Pulitzer Prize winning writer Stephen Kurkjian has written a book on the crime, Master Thieves: The Boston Gangsters Who Pulled Off the World's Greatest Art Heist.

"It's a disgrace that this crime has not been solved," Mr Kurkijan says.

Master Theives: The Boston Gangsters Who Pulled Off the World's Greatest Art Heist.


When the buzzer rang at 1.24am at the museum, the guard saw two men in police uniforms and let them in.

They asked him to step away from his desk and he complied.

"[The guard's] favourite band, the Grateful Dead, was playing the following day," Mr Kurkjian says.

"He desperately wanted to go to that concert. He knew if he did not comply with what the men who he presumed were police said, he would be arrested and he would miss that concert."

The guard and the only other man on duty were tied up and the thieves went to work, slashing works from their frames and breaking glass.

"Did they know what they were looking for? Yes," Mr Kurkjian says.

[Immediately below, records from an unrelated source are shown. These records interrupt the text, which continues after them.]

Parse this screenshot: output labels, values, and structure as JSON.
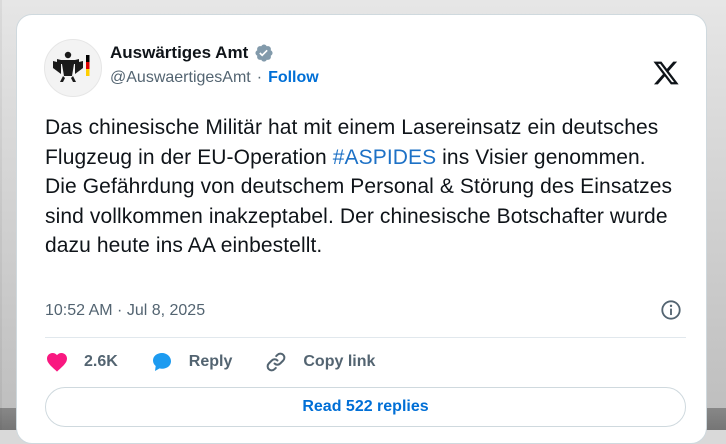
{
  "tweet": {
    "author_name": "Auswärtiges Amt",
    "author_handle": "@AuswaertigesAmt",
    "separator": "·",
    "follow_label": "Follow",
    "text_before_hashtag": "Das chinesische Militär hat mit einem Lasereinsatz ein deutsches Flugzeug in der EU-Operation ",
    "hashtag": "#ASPIDES",
    "text_after_hashtag": " ins Visier genommen. Die Gefährdung von deutschem Personal & Störung des Einsatzes sind vollkommen inakzeptabel. Der chinesische Botschafter wurde dazu heute ins AA einbestellt.",
    "timestamp": "10:52 AM · Jul 8, 2025",
    "likes_count": "2.6K",
    "reply_label": "Reply",
    "copy_link_label": "Copy link",
    "read_replies_label": "Read 522 replies"
  },
  "icons": {
    "avatar": "federal-eagle-logo",
    "verified": "verified-badge-icon",
    "platform": "x-logo-icon",
    "info": "info-icon",
    "like": "heart-icon",
    "reply": "speech-bubble-icon",
    "copy_link": "link-icon"
  },
  "colors": {
    "accent": "#006fd6",
    "like": "#f91880",
    "reply_icon": "#1d9bf0",
    "verified_badge": "#829aab",
    "text": "#0f1419",
    "secondary_text": "#536471"
  }
}
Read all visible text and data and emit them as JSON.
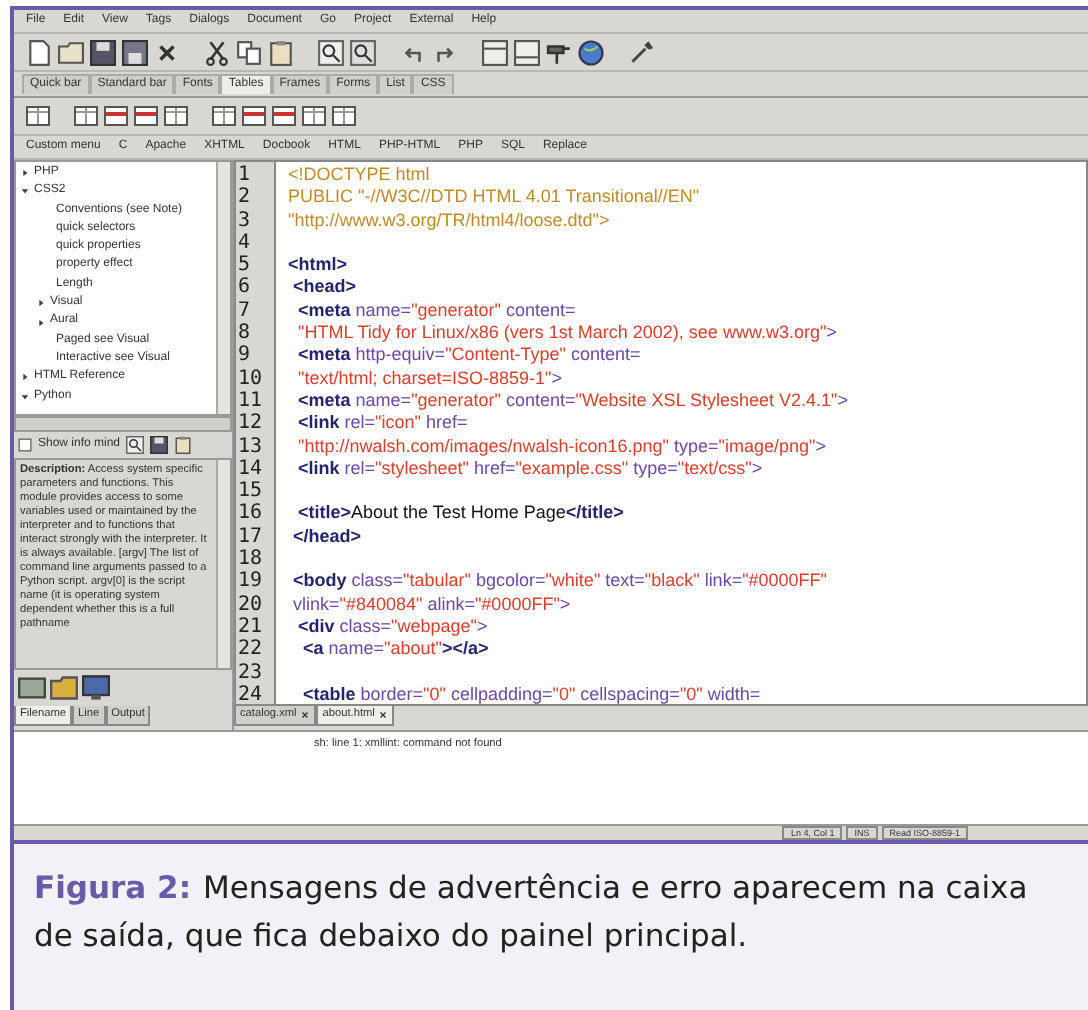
{
  "menu": [
    "File",
    "Edit",
    "View",
    "Tags",
    "Dialogs",
    "Document",
    "Go",
    "Project",
    "External",
    "Help"
  ],
  "toolbar_tabs": [
    {
      "label": "Quick bar",
      "selected": false
    },
    {
      "label": "Standard bar",
      "selected": false
    },
    {
      "label": "Fonts",
      "selected": false
    },
    {
      "label": "Tables",
      "selected": true
    },
    {
      "label": "Frames",
      "selected": false
    },
    {
      "label": "Forms",
      "selected": false
    },
    {
      "label": "List",
      "selected": false
    },
    {
      "label": "CSS",
      "selected": false
    }
  ],
  "custom_menu": [
    "Custom menu",
    "C",
    "Apache",
    "XHTML",
    "Docbook",
    "HTML",
    "PHP-HTML",
    "PHP",
    "SQL",
    "Replace"
  ],
  "tree": [
    {
      "label": "PHP",
      "expanded": false
    },
    {
      "label": "CSS2",
      "expanded": true,
      "children": [
        {
          "label": "Conventions (see Note)"
        },
        {
          "label": "quick selectors"
        },
        {
          "label": "quick properties"
        },
        {
          "label": "property effect"
        },
        {
          "label": "Length"
        },
        {
          "label": "Visual",
          "expanded": false
        },
        {
          "label": "Aural",
          "expanded": false
        },
        {
          "label": "Paged see Visual"
        },
        {
          "label": "Interactive see Visual"
        }
      ]
    },
    {
      "label": "HTML Reference",
      "expanded": false
    },
    {
      "label": "Python",
      "expanded": true
    }
  ],
  "info_toggle": {
    "label": "Show info mind"
  },
  "description": "**Description:** Access system specific parameters and functions. This module provides access to some variables used or maintained by the interpreter and to functions that interact strongly with the interpreter. It is always available. [argv] The list of command line arguments passed to a Python script. argv[0] is the script name (it is operating system dependent whether this is a full pathname",
  "left_tabs": [
    {
      "label": "Filename",
      "selected": true
    },
    {
      "label": "Line",
      "selected": false
    },
    {
      "label": "Output",
      "selected": false
    }
  ],
  "code": [
    {
      "n": "1",
      "tokens": [
        {
          "kind": "doctype",
          "text": "<!DOCTYPE html"
        }
      ]
    },
    {
      "n": "2",
      "tokens": [
        {
          "kind": "doctype",
          "text": "PUBLIC \"-//W3C//DTD HTML 4.01 Transitional//EN\""
        }
      ]
    },
    {
      "n": "3",
      "tokens": [
        {
          "kind": "doctype",
          "text": "\"http://www.w3.org/TR/html4/loose.dtd\">"
        }
      ]
    },
    {
      "n": "4"
    },
    {
      "n": "5",
      "tokens": [
        {
          "kind": "tag",
          "text": "<html>"
        }
      ]
    },
    {
      "n": "6",
      "tokens": [
        {
          "kind": "tag",
          "text": " <head>"
        }
      ]
    },
    {
      "n": "7",
      "tokens": [
        {
          "kind": "tag",
          "text": "  <meta"
        },
        {
          "kind": "attr",
          "text": " name="
        },
        {
          "kind": "value",
          "text": "\"generator\""
        },
        {
          "kind": "attr",
          "text": " content="
        }
      ]
    },
    {
      "n": "8",
      "tokens": [
        {
          "kind": "value",
          "text": "  \"HTML Tidy for Linux/x86 (vers 1st March 2002), see www.w3.org\""
        },
        {
          "kind": "attr",
          "text": ">"
        }
      ]
    },
    {
      "n": "9",
      "tokens": [
        {
          "kind": "tag",
          "text": "  <meta"
        },
        {
          "kind": "attr",
          "text": " http-equiv="
        },
        {
          "kind": "value",
          "text": "\"Content-Type\""
        },
        {
          "kind": "attr",
          "text": " content="
        }
      ]
    },
    {
      "n": "10",
      "tokens": [
        {
          "kind": "value",
          "text": "  \"text/html; charset=ISO-8859-1\""
        },
        {
          "kind": "attr",
          "text": ">"
        }
      ]
    },
    {
      "n": "11",
      "tokens": [
        {
          "kind": "tag",
          "text": "  <meta"
        },
        {
          "kind": "attr",
          "text": " name="
        },
        {
          "kind": "value",
          "text": "\"generator\""
        },
        {
          "kind": "attr",
          "text": " content="
        },
        {
          "kind": "value",
          "text": "\"Website XSL Stylesheet V2.4.1\""
        },
        {
          "kind": "attr",
          "text": ">"
        }
      ]
    },
    {
      "n": "12",
      "tokens": [
        {
          "kind": "tag",
          "text": "  <link"
        },
        {
          "kind": "attr",
          "text": " rel="
        },
        {
          "kind": "value",
          "text": "\"icon\""
        },
        {
          "kind": "attr",
          "text": " href="
        }
      ]
    },
    {
      "n": "13",
      "tokens": [
        {
          "kind": "value",
          "text": "  \"http://nwalsh.com/images/nwalsh-icon16.png\""
        },
        {
          "kind": "attr",
          "text": " type="
        },
        {
          "kind": "value",
          "text": "\"image/png\""
        },
        {
          "kind": "attr",
          "text": ">"
        }
      ]
    },
    {
      "n": "14",
      "tokens": [
        {
          "kind": "tag",
          "text": "  <link"
        },
        {
          "kind": "attr",
          "text": " rel="
        },
        {
          "kind": "value",
          "text": "\"stylesheet\""
        },
        {
          "kind": "attr",
          "text": " href="
        },
        {
          "kind": "value",
          "text": "\"example.css\""
        },
        {
          "kind": "attr",
          "text": " type="
        },
        {
          "kind": "value",
          "text": "\"text/css\""
        },
        {
          "kind": "attr",
          "text": ">"
        }
      ]
    },
    {
      "n": "15"
    },
    {
      "n": "16",
      "tokens": [
        {
          "kind": "tag",
          "text": "  <title>"
        },
        {
          "kind": "text",
          "text": "About the Test Home Page"
        },
        {
          "kind": "tag",
          "text": "</title>"
        }
      ]
    },
    {
      "n": "17",
      "tokens": [
        {
          "kind": "tag",
          "text": " </head>"
        }
      ]
    },
    {
      "n": "18"
    },
    {
      "n": "19",
      "tokens": [
        {
          "kind": "tag",
          "text": " <body"
        },
        {
          "kind": "attr",
          "text": " class="
        },
        {
          "kind": "value",
          "text": "\"tabular\""
        },
        {
          "kind": "attr",
          "text": " bgcolor="
        },
        {
          "kind": "value",
          "text": "\"white\""
        },
        {
          "kind": "attr",
          "text": " text="
        },
        {
          "kind": "value",
          "text": "\"black\""
        },
        {
          "kind": "attr",
          "text": " link="
        },
        {
          "kind": "value",
          "text": "\"#0000FF\""
        }
      ]
    },
    {
      "n": "20",
      "tokens": [
        {
          "kind": "attr",
          "text": " vlink="
        },
        {
          "kind": "value",
          "text": "\"#840084\""
        },
        {
          "kind": "attr",
          "text": " alink="
        },
        {
          "kind": "value",
          "text": "\"#0000FF\""
        },
        {
          "kind": "attr",
          "text": ">"
        }
      ]
    },
    {
      "n": "21",
      "tokens": [
        {
          "kind": "tag",
          "text": "  <div"
        },
        {
          "kind": "attr",
          "text": " class="
        },
        {
          "kind": "value",
          "text": "\"webpage\""
        },
        {
          "kind": "attr",
          "text": ">"
        }
      ]
    },
    {
      "n": "22",
      "tokens": [
        {
          "kind": "tag",
          "text": "   <a"
        },
        {
          "kind": "attr",
          "text": " name="
        },
        {
          "kind": "value",
          "text": "\"about\""
        },
        {
          "kind": "tag",
          "text": "></a>"
        }
      ]
    },
    {
      "n": "23"
    },
    {
      "n": "24",
      "tokens": [
        {
          "kind": "tag",
          "text": "   <table"
        },
        {
          "kind": "attr",
          "text": " border="
        },
        {
          "kind": "value",
          "text": "\"0\""
        },
        {
          "kind": "attr",
          "text": " cellpadding="
        },
        {
          "kind": "value",
          "text": "\"0\""
        },
        {
          "kind": "attr",
          "text": " cellspacing="
        },
        {
          "kind": "value",
          "text": "\"0\""
        },
        {
          "kind": "attr",
          "text": " width="
        }
      ]
    }
  ],
  "editor_tabs": [
    {
      "label": "catalog.xml",
      "selected": false
    },
    {
      "label": "about.html",
      "selected": true
    }
  ],
  "output": "sh: line 1: xmllint: command not found",
  "status_bar": [
    "Ln 4, Col 1",
    "INS",
    "Read ISO-8859-1"
  ],
  "caption": {
    "label": "Figura 2:",
    "text": "Mensagens de advertência e erro aparecem na caixa de saída, que fica debaixo do painel principal."
  }
}
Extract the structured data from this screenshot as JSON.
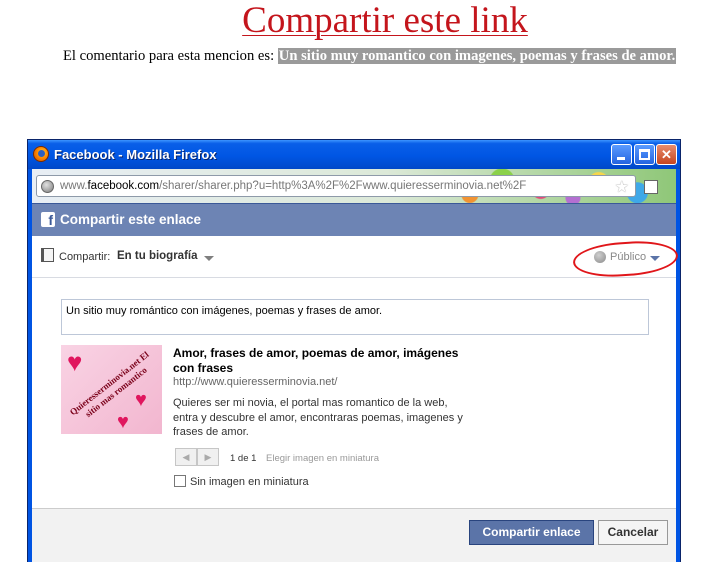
{
  "page": {
    "title": "Compartir este link",
    "mention_prefix": "El comentario para esta mencion es:",
    "mention_text": "Un sitio muy romantico con imagenes, poemas y frases de amor."
  },
  "window": {
    "title": "Facebook - Mozilla Firefox",
    "url_scheme": "www.",
    "url_host": "facebook.com",
    "url_path": "/sharer/sharer.php?u=http%3A%2F%2Fwww.quieresserminovia.net%2F"
  },
  "dialog": {
    "header_title": "Compartir este enlace",
    "share_label": "Compartir:",
    "share_target": "En tu biografía",
    "audience": "Público",
    "comment_value": "Un sitio muy romántico con imágenes, poemas y frases de amor.",
    "thumbnail_text": "Quieresserminovia.net El sitio mas romantico",
    "link_title": "Amor, frases de amor, poemas de amor, imágenes con frases",
    "link_url": "http://www.quieresserminovia.net/",
    "link_description": "Quieres ser mi novia, el portal mas romantico de la web, entra y descubre el amor, encontraras poemas, imagenes y frases de amor.",
    "page_count": "1 de 1",
    "choose_thumbnail": "Elegir imagen en miniatura",
    "no_thumbnail_label": "Sin imagen en miniatura",
    "share_button": "Compartir enlace",
    "cancel_button": "Cancelar"
  },
  "colors": {
    "title_red": "#c4151c",
    "fb_header": "#6d84b4",
    "fb_button": "#5b74a8",
    "xp_titlebar": "#0054e3",
    "annotation_red": "#e0161a"
  }
}
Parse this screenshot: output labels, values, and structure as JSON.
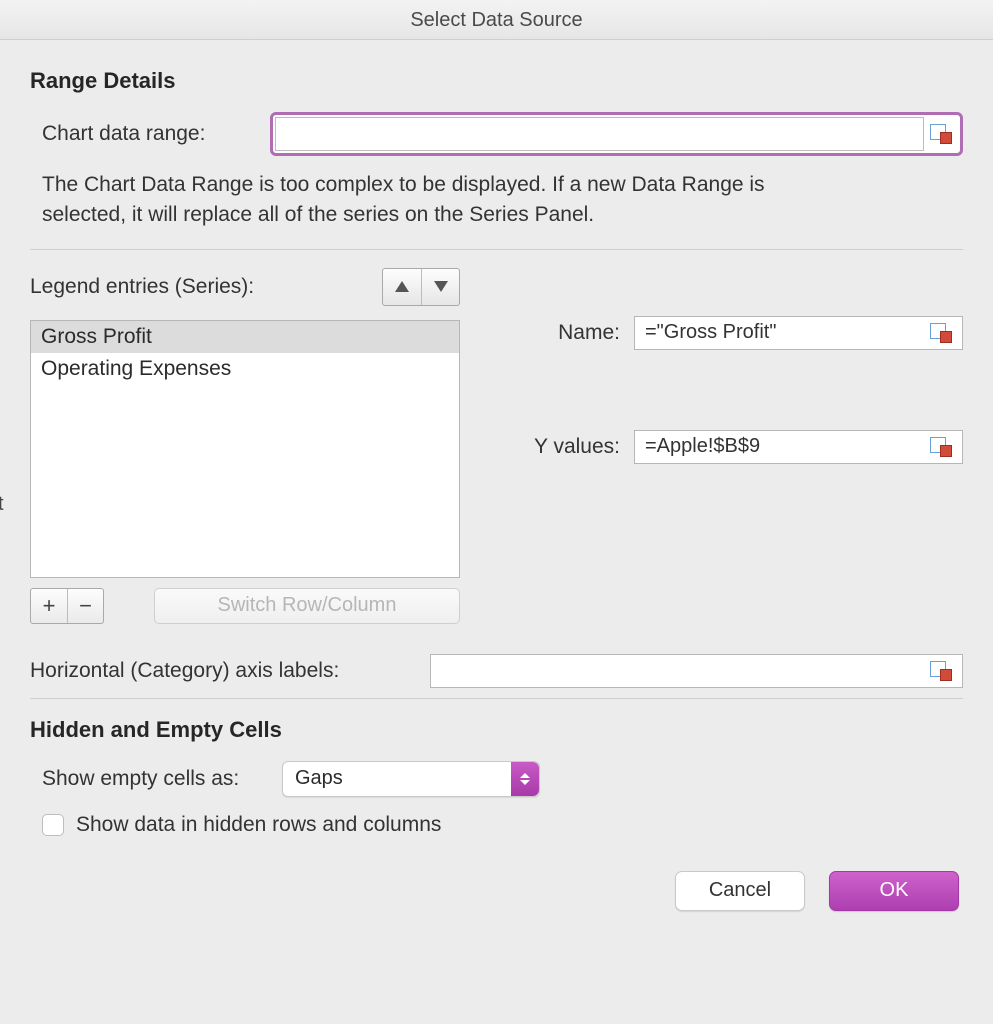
{
  "title": "Select Data Source",
  "range_details": {
    "heading": "Range Details",
    "chart_data_range_label": "Chart data range:",
    "chart_data_range_value": "",
    "help_text": "The Chart Data Range is too complex to be displayed. If a new Data Range is selected, it will replace all of the series on the Series Panel."
  },
  "legend": {
    "label": "Legend entries (Series):",
    "series": [
      "Gross Profit",
      "Operating Expenses"
    ],
    "selected_index": 0,
    "switch_label": "Switch Row/Column"
  },
  "series_form": {
    "name_label": "Name:",
    "name_value": "=\"Gross Profit\"",
    "yvalues_label": "Y values:",
    "yvalues_value": "=Apple!$B$9"
  },
  "haxis": {
    "label": "Horizontal (Category) axis labels:",
    "value": ""
  },
  "hidden_empty": {
    "heading": "Hidden and Empty Cells",
    "show_empty_label": "Show empty cells as:",
    "show_empty_value": "Gaps",
    "show_hidden_label": "Show data in hidden rows and columns",
    "show_hidden_checked": false
  },
  "footer": {
    "cancel": "Cancel",
    "ok": "OK"
  },
  "truncated_edge_char": "t"
}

"They were not collecting commissioned art work to order like say Dr. No in a James Bond movie. This is the work of thugs. That gives me an idea as to the kind of people who made their way into the museum."

Mr Kurkjian has spent 20 years researching the heist, and says he discovered a link with organized crime in Boston.

He says Boston gang leaders believed they could use the masterpieces to negotiate with the FBI.

"It made sense that if you get artwork and the FBI wants it dearly enough to get it back, they will do business with you," says Mr Kurkjian.

After 25 years, and a longstanding $5 million reward, none of the artwork has ever been recovered.

"It's not common knowledge who pulled off this score," according to Mr Kurkjian.

"My sense is the people who did this got scared they were going to get arrested and most of them got killed before they could say what happened to it."

Empty frames still hang where the Rembrandt and Vermeer once graced the museum walls.

Mr Kurkjian is convinced the paintings would one day return to the Isabella Stewart Gardner Museum.

"I do believe there are members of the bad guy's family who know pieces of the puzzle and if those people can be appealed to, it can be recovered. This artwork is our collective treasure. It belongs to all of us."